The influence of Christie on children and family services shines through Scotland’s legislative framework.
From the duty to more closely integrate health services and local authorities in the Children and Young People’s Act (Scotland) 2014, through the unprecedented levels of participation by children and young people with care experience in The Promise, to the widely shared language of childhood adversity and trauma informed approaches; the commitment to the principles outlined by Christie is clear.
Most importantly, Christie’s call for public services to focus on prevention has provided fertile ground for establishing the, now widely held, understanding that our early childhood has a profound, and life-long, impact on our health, wealth and wellbeing. To borrow a metaphor from The Robertson Trust, our hard edges are created when we experience poverty, inequality and unsafe and uncertain relationships as children.
Since 2011 however, these hopeful green shoots of knowledge, policy and legislation have failed to bloom for Scotland’s children and families.
While Christie couldn’t predict the pandemic, he clearly understood that when public finances were tightest, the need for investment in prevention was greatest. Yet when budgets are squeezed, preventative spend is always the first to go.
Lack of investment in prevention coupled with a reluctance to give up traditional ways of doing things means that on child poverty and educational attainment (two key priorities for the Scottish Government) things are either getting worse, or progress is slow. Without action it is likely that within three years 26% of children will be living in relative poverty, the attainment gap remains wide and children living in the poorest 10% of neighbourhoods in Scotland are 20 times more likely to be taken into care than those in the wealthiest 10%.
Families tell us they continue to be batted between agencies, with each service only focusing on a small slice of the complex challenges their children face. It is incredibly hard to ask for help when it comes to our most personal troubles. When that help is scarce, difficult to find and focuses on what’s wrong rather than what’s happened, families can feel shame. The more shamed they are, the less likely they are to reach for support as they get closer to being in crisis.
Instead of smoothing the hard edges and empowering families to overcome their challenges, public services are still, usually inadvertently, making the hard edges sharper.
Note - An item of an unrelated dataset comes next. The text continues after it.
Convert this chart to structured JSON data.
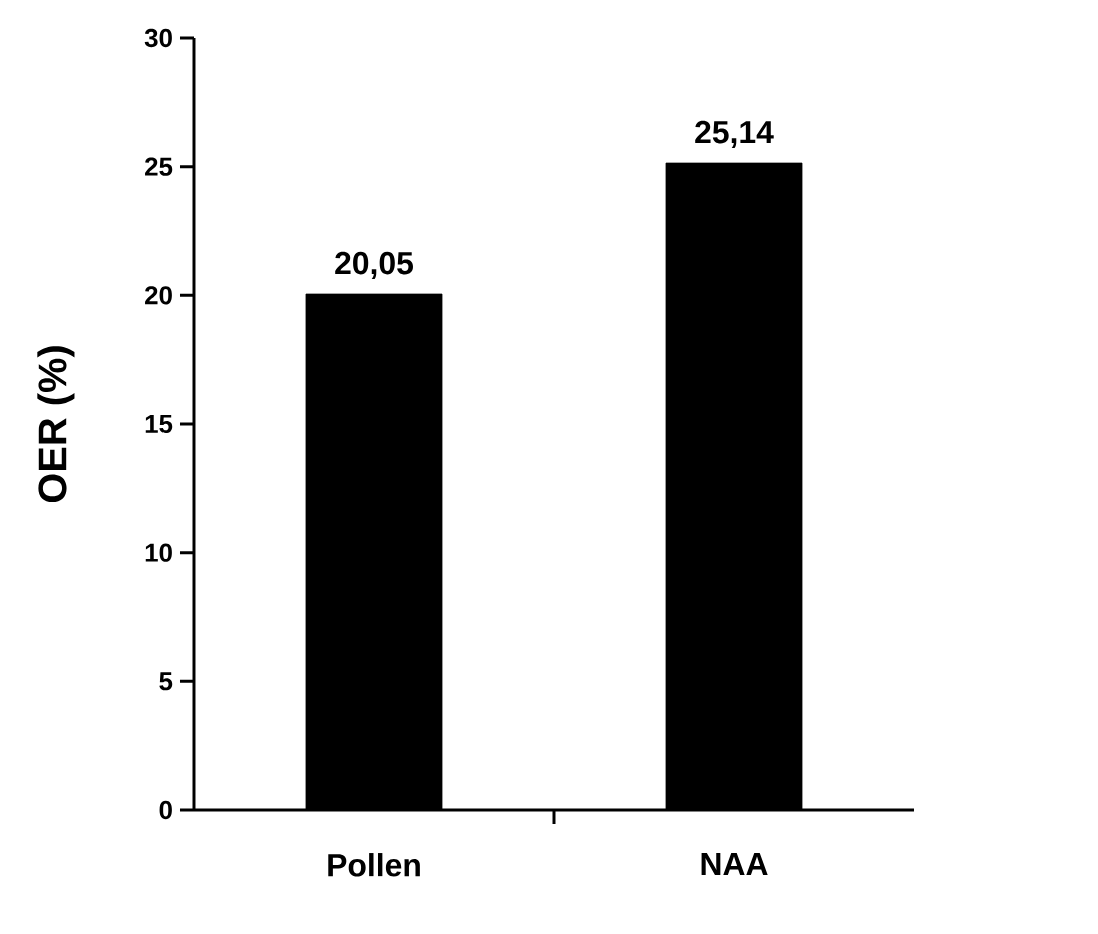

So, after ten years and a global pandemic, is it time to give up on Christie?
In her book Radical Help, Hilary Cottam argues that our welfare state is beyond reform and that we need to establish new systems of support based on human connection.
For every child, our first and most fundamental human connection is with our family. Just as our hard edges are sharpened by unsafe and uncertain family relationships, they become smoother when those relationships are strong.
A huge and immediate investment is required in practical, emotional and financial help, developed alongside children and families and delivered through consistent relationships with professionals rather than via siloed services.
The UN Convention on the Rights of the Child (UNCRC) places obligations on states to provide support to uphold children’s right to grow up safely within their own family because it recognises that families are the most amazing and enduring of all the structures of social support that we humans have ever created. It also recognises that, even in the best times, raising children can be tough. In the past year and a half, coronavirus has placed additional strain on every family in Scotland – albeit to a greater or lesser degree.
Today, the urgency to truly deliver the ambitions of Christie is therefore greater than ever. While Christie tried to reform public services; to deliver his vision we must now grasp the opportunity to re-imagine them.
To ensure every child recovers from the losses, trauma and stresses caused by the pandemic, every family in every community must be able to easily access an offer of whole family support. A huge and immediate investment is required in practical, emotional and financial help, developed alongside children and families and delivered through consistent relationships with professionals rather than via siloed services. Providing this universally will mean that no child slips through the net and crucially, will remove the shame and stigma that so often stops families from reaching out for early help.
An investment now to keep children safe and loved in their own families and communities will deliver savings – both human and economic - in the long term.
I remain hopeful and optimistic that Christie can provide the original blueprint for real change but only if we replace our fine talk with firm and radical action. When we hear Scotland’s Government Ministers for Finance and the Economy, Health and Social Care and Education and Skills stand together, pool their budgets and commit to putting children’s wellbeing at the heart of a wellbeing economy with the scale of investment that matches the level of need – I’ll be convinced.
Mary Glasgow is Chief Executive of Children 1st.